HOUSTON (AP) – A federal judge extended an order on Wednesday to prevent the Trump administration from deporting a 16-year-old boy from Honduras under her emergency declaration, citing the corona virus.
US District Judge Carl Nicholas in Washington did not immediately rule the first challenge to a policy that led to the rapid removal of hundreds of migrant children. Instead, he told lawyers from the government and the American Civil Liberties Union that he wanted to learn more about the case and make a final decision about the teen’s fate in the near future. The judge did not set a time limit for his stay, which was originally due to end on Wednesday.
The ACLU and other legal groups indicted on behalf of the teenager, who was not identified in court documents, but said to have crossed the US-Mexico border, fleeing prosecution. The teen has no coronavirus or symptoms of infection, the ACLU said.
According to a March statement from the U.S. Centers for Disease Control and Prevention, border agents quickly put children and teens on deportation flights instead of handing them over to federal agencies for sponsorship placement, as normally required by federal law. President Donald Trump’s government argues that the coronavirus pandemic requires most asylum seekers not to enter the country because they can infect Americans, even though the U.S. has by far the most confirmed COVID-19 cases of any country.

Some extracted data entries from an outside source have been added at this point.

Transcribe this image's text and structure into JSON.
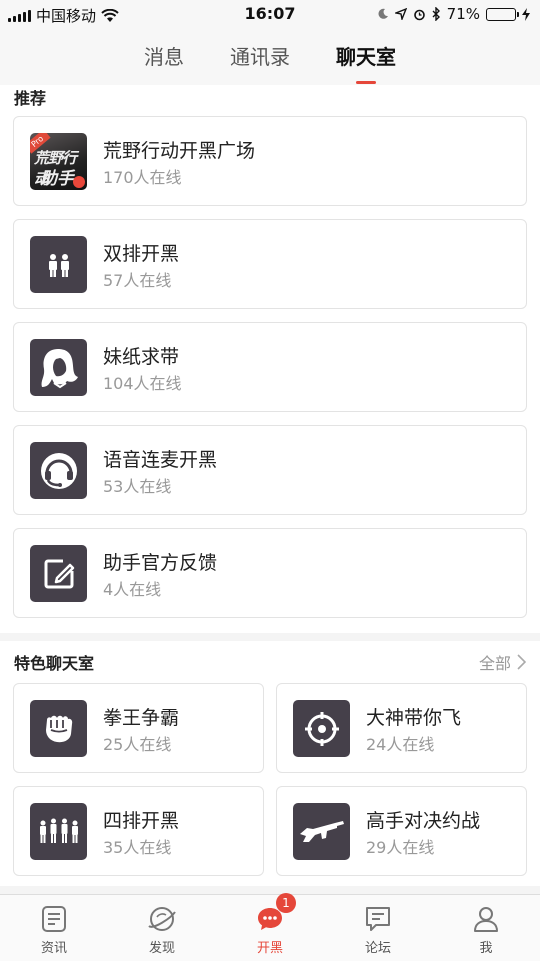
{
  "status_bar": {
    "carrier": "中国移动",
    "time": "16:07",
    "battery_percent": "71%",
    "battery_level": 0.71
  },
  "top_tabs": [
    {
      "label": "消息",
      "active": false
    },
    {
      "label": "通讯录",
      "active": false
    },
    {
      "label": "聊天室",
      "active": true
    }
  ],
  "recommend": {
    "title": "推荐",
    "items": [
      {
        "name": "荒野行动开黑广场",
        "count": "170人在线",
        "icon": "game-logo-icon",
        "logo_text_1": "荒野行动",
        "logo_text_2": "助手",
        "logo_badge": "Pro"
      },
      {
        "name": "双排开黑",
        "count": "57人在线",
        "icon": "two-players-icon"
      },
      {
        "name": "妹纸求带",
        "count": "104人在线",
        "icon": "girl-portrait-icon"
      },
      {
        "name": "语音连麦开黑",
        "count": "53人在线",
        "icon": "headset-icon"
      },
      {
        "name": "助手官方反馈",
        "count": "4人在线",
        "icon": "edit-feedback-icon"
      }
    ]
  },
  "featured": {
    "title": "特色聊天室",
    "more_label": "全部",
    "items": [
      {
        "name": "拳王争霸",
        "count": "25人在线",
        "icon": "fist-icon"
      },
      {
        "name": "大神带你飞",
        "count": "24人在线",
        "icon": "crosshair-icon"
      },
      {
        "name": "四排开黑",
        "count": "35人在线",
        "icon": "four-players-icon"
      },
      {
        "name": "高手对决约战",
        "count": "29人在线",
        "icon": "rifle-icon"
      }
    ]
  },
  "bottom_tabs": [
    {
      "label": "资讯",
      "icon": "news-icon",
      "active": false
    },
    {
      "label": "发现",
      "icon": "planet-icon",
      "active": false
    },
    {
      "label": "开黑",
      "icon": "chat-bubble-icon",
      "active": true,
      "badge": "1"
    },
    {
      "label": "论坛",
      "icon": "forum-icon",
      "active": false
    },
    {
      "label": "我",
      "icon": "user-icon",
      "active": false
    }
  ],
  "colors": {
    "accent": "#e5473a",
    "icon_bg": "#45404a",
    "battery": "#3bd14f"
  }
}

It is believed that more than 1,000 minors have been evicted since March. Border agents deported 700 youths in April, but Matthew Dyman, the spokesman for US customs and border protection, declined to say how many were deported in May.

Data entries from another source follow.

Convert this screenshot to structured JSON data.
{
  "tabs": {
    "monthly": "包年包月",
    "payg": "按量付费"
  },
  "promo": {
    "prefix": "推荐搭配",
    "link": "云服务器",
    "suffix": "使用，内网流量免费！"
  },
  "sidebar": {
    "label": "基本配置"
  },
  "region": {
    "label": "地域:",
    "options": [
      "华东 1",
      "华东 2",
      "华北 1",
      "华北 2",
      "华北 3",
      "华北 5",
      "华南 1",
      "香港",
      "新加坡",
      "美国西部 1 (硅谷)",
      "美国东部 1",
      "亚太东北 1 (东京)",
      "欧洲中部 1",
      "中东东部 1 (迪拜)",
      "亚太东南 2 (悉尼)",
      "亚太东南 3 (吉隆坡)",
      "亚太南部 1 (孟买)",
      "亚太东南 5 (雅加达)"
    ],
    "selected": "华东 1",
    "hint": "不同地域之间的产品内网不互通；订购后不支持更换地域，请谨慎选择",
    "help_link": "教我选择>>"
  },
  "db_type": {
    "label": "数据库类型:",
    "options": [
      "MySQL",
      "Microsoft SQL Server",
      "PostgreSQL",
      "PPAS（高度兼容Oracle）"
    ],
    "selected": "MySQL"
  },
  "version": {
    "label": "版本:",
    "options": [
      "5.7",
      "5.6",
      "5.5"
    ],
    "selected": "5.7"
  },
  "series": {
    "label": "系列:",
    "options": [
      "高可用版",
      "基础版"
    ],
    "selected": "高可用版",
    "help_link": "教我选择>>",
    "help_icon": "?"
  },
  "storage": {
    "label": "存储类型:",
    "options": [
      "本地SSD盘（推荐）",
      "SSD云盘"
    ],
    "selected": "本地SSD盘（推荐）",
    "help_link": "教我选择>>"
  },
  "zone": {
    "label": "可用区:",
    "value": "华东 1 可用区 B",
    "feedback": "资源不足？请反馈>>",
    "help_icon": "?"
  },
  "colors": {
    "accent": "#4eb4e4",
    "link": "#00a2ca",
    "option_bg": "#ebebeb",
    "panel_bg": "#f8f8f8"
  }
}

According to the government, officers arrested the teenager near El Paso, Texas after crossing the border illegally. They determined that he was eligible for removal under the command and took him to a hotel pending the next flight to Honduras. The ACLU sued the day before the scheduled flight.

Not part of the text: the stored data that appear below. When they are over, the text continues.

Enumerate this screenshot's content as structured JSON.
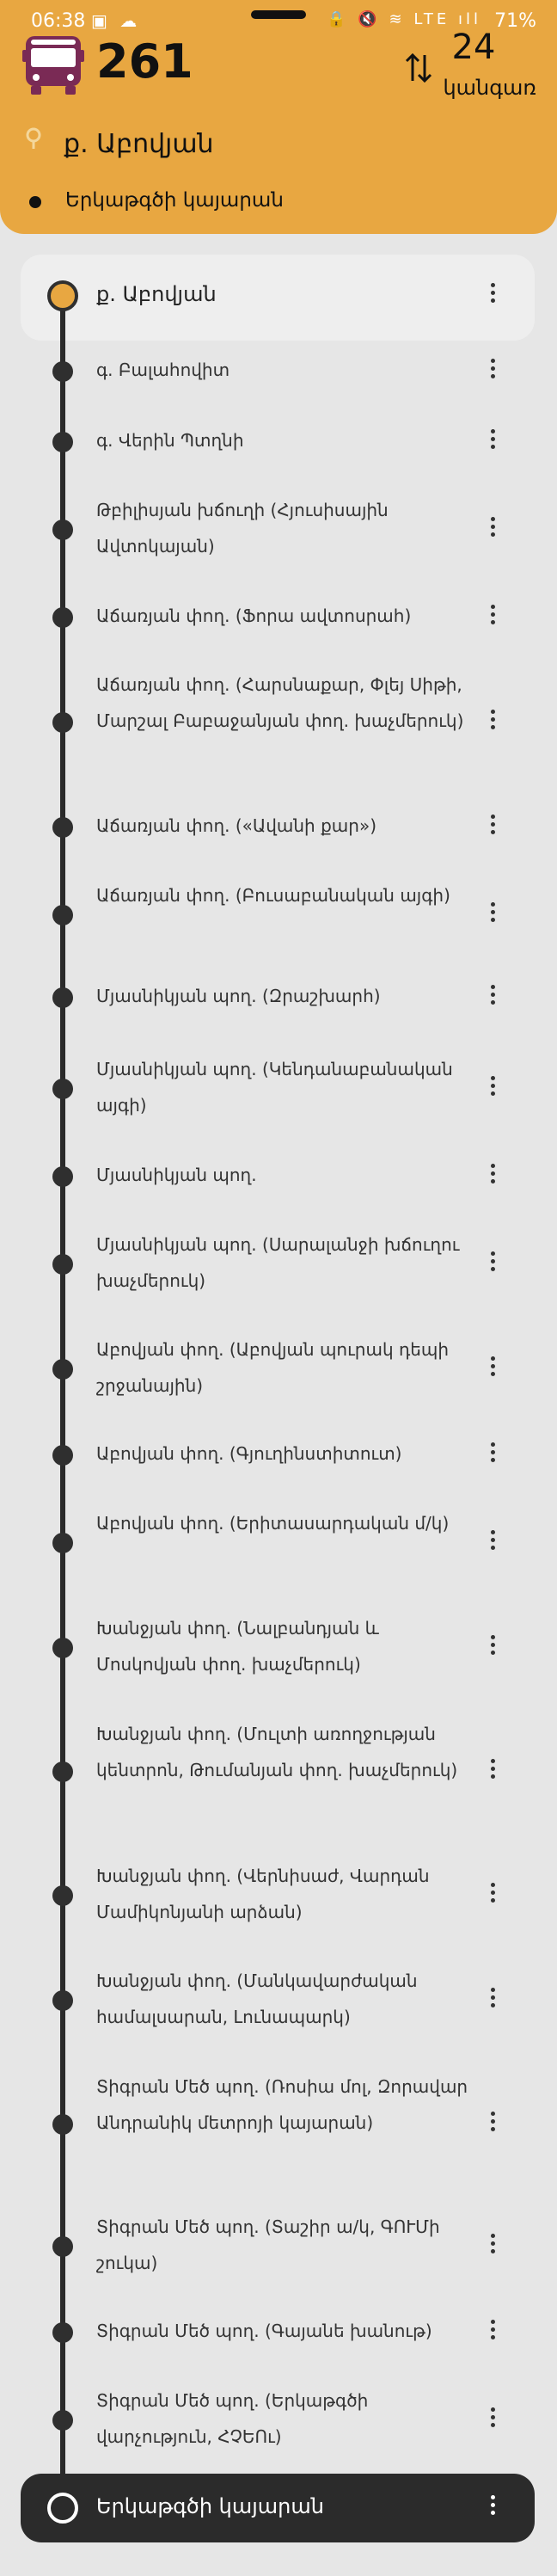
{
  "status_bar": {
    "time": "06:38",
    "left_icons": "▣ ☁",
    "right_icons": "🔒 🔇 ≋ LTE ıll",
    "battery": "71%"
  },
  "header": {
    "route_number": "261",
    "stop_count": "24",
    "stop_count_label": "կանգառ",
    "origin": "ք. Աբովյան",
    "destination": "Երկաթգծի կայարան",
    "accent_color": "#e8a741"
  },
  "stops": [
    {
      "name": "ք. Աբովյան",
      "lines": 1
    },
    {
      "name": "գ. Բալահովիտ",
      "lines": 1
    },
    {
      "name": "գ. Վերին Պտղնի",
      "lines": 1
    },
    {
      "name": "Թբիլիսյան խճուղի (Հյուսիսային Ավտոկայան)",
      "lines": 2
    },
    {
      "name": "Աճառյան փող. (Ֆորա ավտոսրահ)",
      "lines": 1
    },
    {
      "name": "Աճառյան փող. (Հարսնաքար, Փլեյ Սիթի, Մարշալ Բաբաջանյան փող. խաչմերուկ)",
      "lines": 3
    },
    {
      "name": "Աճառյան փող. («Ավանի քար»)",
      "lines": 1
    },
    {
      "name": "Աճառյան փող. (Բուսաբանական այգի)",
      "lines": 2
    },
    {
      "name": "Մյասնիկյան պող. (Զրաշխարհ)",
      "lines": 1
    },
    {
      "name": "Մյասնիկյան պող. (Կենդանաբանական այգի)",
      "lines": 2
    },
    {
      "name": "Մյասնիկյան պող.",
      "lines": 1
    },
    {
      "name": "Մյասնիկյան պող. (Սարալանջի խճուղու խաչմերուկ)",
      "lines": 2
    },
    {
      "name": "Աբովյան փող. (Աբովյան պուրակ դեպի շրջանային)",
      "lines": 2
    },
    {
      "name": "Աբովյան փող. (Գյուղինստիտուտ)",
      "lines": 1
    },
    {
      "name": "Աբովյան փող. (Երիտասարդական մ/կ)",
      "lines": 2
    },
    {
      "name": "Խանջյան փող. (Նալբանդյան և Մոսկովյան փող. խաչմերուկ)",
      "lines": 2
    },
    {
      "name": "Խանջյան փող. (Մուլտի առողջության կենտրոն, Թումանյան փող. խաչմերուկ)",
      "lines": 3
    },
    {
      "name": "Խանջյան փող. (Վերնիսաժ, Վարդան Մամիկոնյանի արձան)",
      "lines": 2
    },
    {
      "name": "Խանջյան փող. (Մանկավարժական համալսարան, Լունապարկ)",
      "lines": 2
    },
    {
      "name": "Տիգրան Մեծ պող. (Ռոսիա մոլ, Զորավար Անդրանիկ մետրոյի կայարան)",
      "lines": 3
    },
    {
      "name": "Տիգրան Մեծ պող. (Տաշիր ա/կ, ԳՈՒՄի շուկա)",
      "lines": 2
    },
    {
      "name": "Տիգրան Մեծ պող. (Գայանե խանութ)",
      "lines": 1
    },
    {
      "name": "Տիգրան Մեծ պող. (Երկաթգծի վարչություն, ՀՉԵՈւ)",
      "lines": 2
    },
    {
      "name": "Երկաթգծի կայարան",
      "lines": 1
    }
  ]
}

Many of the expelled children are teens from Central America who have only crossed the border to join family members in the US, but in at least one case, a 10-year-old boy was sent to Honduras after his mother gave him only the border from the refugee camp where they lived in Matamoros, Mexico. That refugee camp is the result of another Trump program targeting asylum seekers, known as “ Remain in Mexico, ” in which tens of thousands of people were sent across the border to await judicial data.
The administration issued a draft rule this month that would impose new restrictions on asylum and make it significantly more difficult to win a claim.